Later I discovered the second layer of sorrow – compassion. Once my personal sorrow had disappeared out of my life and everything was running smoothly due to my rapidly diminishing social identity, I became more and more sensitive to, and aware of, the immensity of human suffering and sorrow. Compassion, the bittersweet feeling arising out of the nurture instinct, is very seductive in that is fulfils the need to belong without the tedious self-centred struggles of day-to-day sorrowful relationships."
This suddenly dawned on me in a way that really made the clouds part and felt like finally a breath of fresh air, I had the clarity that I was looking for.

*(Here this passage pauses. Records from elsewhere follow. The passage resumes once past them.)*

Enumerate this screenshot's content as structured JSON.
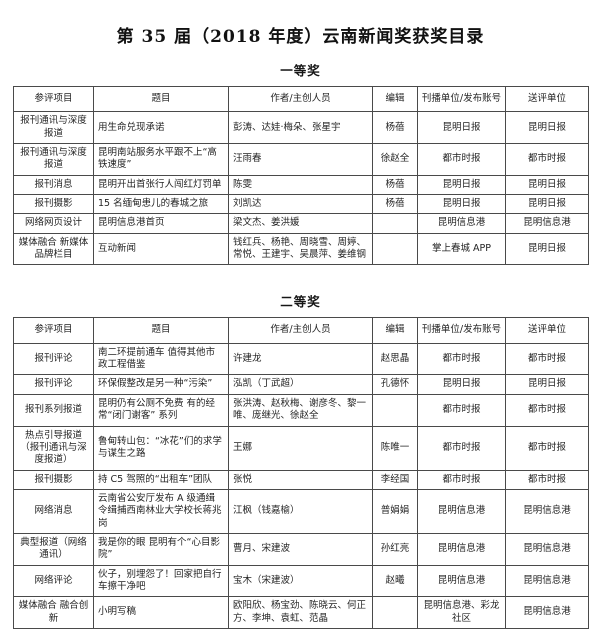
{
  "page": {
    "title": "第 35 届（2018 年度）云南新闻奖获奖目录"
  },
  "columns": [
    "参评项目",
    "题目",
    "作者/主创人员",
    "编辑",
    "刊播单位/发布账号",
    "送评单位"
  ],
  "sections": [
    {
      "heading": "一等奖",
      "rows": [
        [
          "报刊通讯与深度报道",
          "用生命兑现承诺",
          "彭涛、达娃·梅朵、张星宇",
          "杨蓓",
          "昆明日报",
          "昆明日报"
        ],
        [
          "报刊通讯与深度报道",
          "昆明南站服务水平跟不上“高铁速度”",
          "汪雨春",
          "徐赵全",
          "都市时报",
          "都市时报"
        ],
        [
          "报刊消息",
          "昆明开出首张行人闯红灯罚单",
          "陈雯",
          "杨蓓",
          "昆明日报",
          "昆明日报"
        ],
        [
          "报刊摄影",
          "15 名缅甸患儿的春城之旅",
          "刘凯达",
          "杨蓓",
          "昆明日报",
          "昆明日报"
        ],
        [
          "网络网页设计",
          "昆明信息港首页",
          "梁文杰、姜洪媛",
          "",
          "昆明信息港",
          "昆明信息港"
        ],
        [
          "媒体融合 新媒体品牌栏目",
          "互动新闻",
          "钱红兵、杨艳、周晓雪、周婷、常悦、王建宇、吴晨萍、姜维钢",
          "",
          "掌上春城 APP",
          "昆明日报"
        ]
      ]
    },
    {
      "heading": "二等奖",
      "rows": [
        [
          "报刊评论",
          "南二环提前通车 值得其他市政工程借鉴",
          "许建龙",
          "赵思晶",
          "都市时报",
          "都市时报"
        ],
        [
          "报刊评论",
          "环保假整改是另一种“污染”",
          "泓凯（丁武超）",
          "孔德怀",
          "昆明日报",
          "昆明日报"
        ],
        [
          "报刊系列报道",
          "昆明仍有公厕不免费 有的经常“闭门谢客” 系列",
          "张洪涛、赵秋梅、谢彦冬、黎一唯、庞继光、徐赵全",
          "",
          "都市时报",
          "都市时报"
        ],
        [
          "热点引导报道（报刊通讯与深度报道）",
          "鲁甸转山包：“冰花”们的求学与谋生之路",
          "王娜",
          "陈唯一",
          "都市时报",
          "都市时报"
        ],
        [
          "报刊摄影",
          "持 C5 驾照的“出租车”团队",
          "张悦",
          "李经国",
          "都市时报",
          "都市时报"
        ],
        [
          "网络消息",
          "云南省公安厅发布 A 级通缉令缉捕西南林业大学校长蒋兆岗",
          "江枫（钱嘉榆）",
          "普娟娟",
          "昆明信息港",
          "昆明信息港"
        ],
        [
          "典型报道（网络通讯）",
          "我是你的眼 昆明有个“心目影院”",
          "曹月、宋建波",
          "孙红亮",
          "昆明信息港",
          "昆明信息港"
        ],
        [
          "网络评论",
          "伙子，别埋怨了！回家把自行车擦干净吧",
          "宝木（宋建波）",
          "赵曦",
          "昆明信息港",
          "昆明信息港"
        ],
        [
          "媒体融合 融合创新",
          "小明写稿",
          "欧阳欣、杨宝劲、陈晓云、何正方、李坤、袁虹、范晶",
          "",
          "昆明信息港、彩龙社区",
          "昆明信息港"
        ]
      ]
    }
  ],
  "layout_colors": {
    "text": "#1f1f1f",
    "border": "#4a4a4a",
    "background": "#ffffff"
  }
}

I have largely eliminated my personal investment in sorrow however I was ignorant to the role that the instinct of nurture plays in perpetuating sorrow.
This is because in order to nurture others I have to be able to feel them out, this expresses itself as empathy, compassion and a general sense that I am connected to ‘them’. This connection is a connection to a suffering humanity and what is worse is that it keeps ‘me’ in that place that is forever separated from the actual. It is why I am bouncing back and forth between these amazing experiences of perfection and ‘that place’ somewhere in the psyche, forever separated.
This is really interesting because I always thought that nurture did not play a big part in my life and yet it is nurture which stops me from being happy and harmless, it keeps me chained to humanity and ensures that I never leave ‘them’, this is the genesis of the sorrow I am experiencing!
So there is lots more to find here it seems, but it is great to ‘be moving’ again
Also as another point I am really amazed at Vineeto and Peter and just how much material they investigated and made sense of, it is really incredible what they did and how it pays dividends for people like me down the line, another reminder for why we are all on here sharing these discoveries and proving that it is possible to finally do something about the human condition!